Beyond grouping people, teams also allocate capacity to projects. A team-to-project allocation expresses what fraction of the team's effort is directed toward a specific project over a given time period.

For example, if the Payments Team allocates 0.5 FTE to the "Billing V2" project, half of that team's cost is attributed to Billing V2 for the duration of the allocation.

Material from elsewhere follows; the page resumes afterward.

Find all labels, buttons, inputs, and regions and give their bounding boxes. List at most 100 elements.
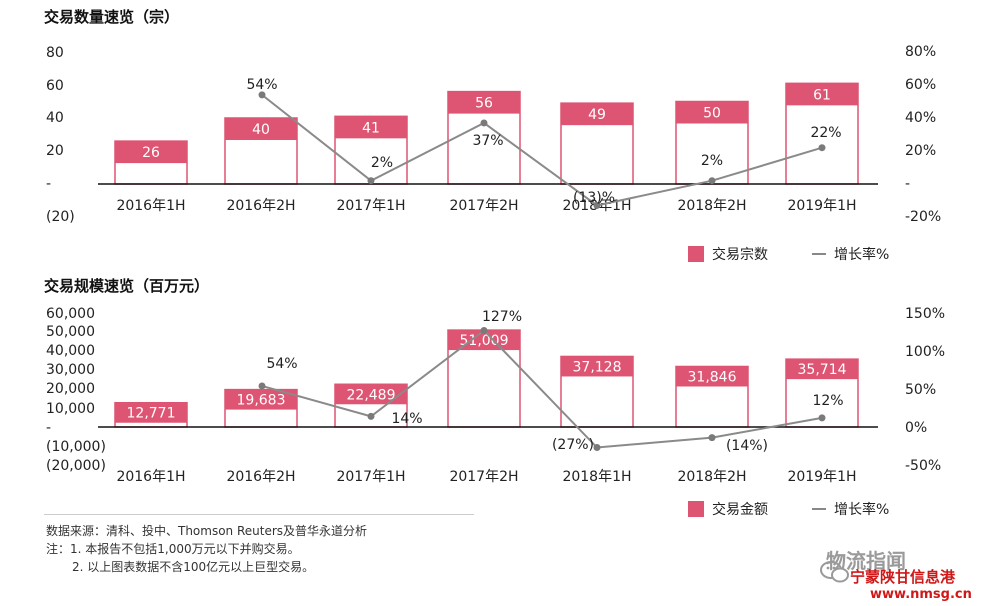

This creates a two-level allocation chain that Flowstate uses for cost attribution:

Employee --> Team (via employee-team allocation)
  Team --> Project (via team-project allocation)

The FTE Flow

The real power of the allocation model becomes clear when you trace the effective contribution of a single employee to a project through the chain.

Consider this example:

  • Jane is allocated at 0.6 FTE to the Payments Team
  • The Payments Team allocates 0.5 FTE to Project Billing V2

Jane's effective FTE contribution to Billing V2 is:

0.6 (employee-to-team) x 0.5 (team-to-project) = 0.3 effective FTE

This means 30% of Jane's salary cost (after currency conversion, proration, and overhead) flows through to the Billing V2 project. Flowstate computes this automatically for every employee, contractor, and vacancy in the system.

TIP

Employees can also be allocated directly to projects, bypassing the team-to-project chain. Direct allocations are useful for individual contributors who work on a project outside of their team's normal capacity planning.

Team Cost

A team's total cost is the sum of all resource costs allocated to it:

Team Cost = Sum(employee costs x employee FTE allocation)
          + Sum(contractor costs x contractor FTE allocation)
          + Sum(vacancy projected costs x vacancy FTE allocation)

This cost rolls up through the hierarchy. The cost of a parent team includes its own direct allocations plus the costs of all child teams beneath it.

For a detailed breakdown of how individual costs are calculated before they reach the team level, see the Cost Attribution guide.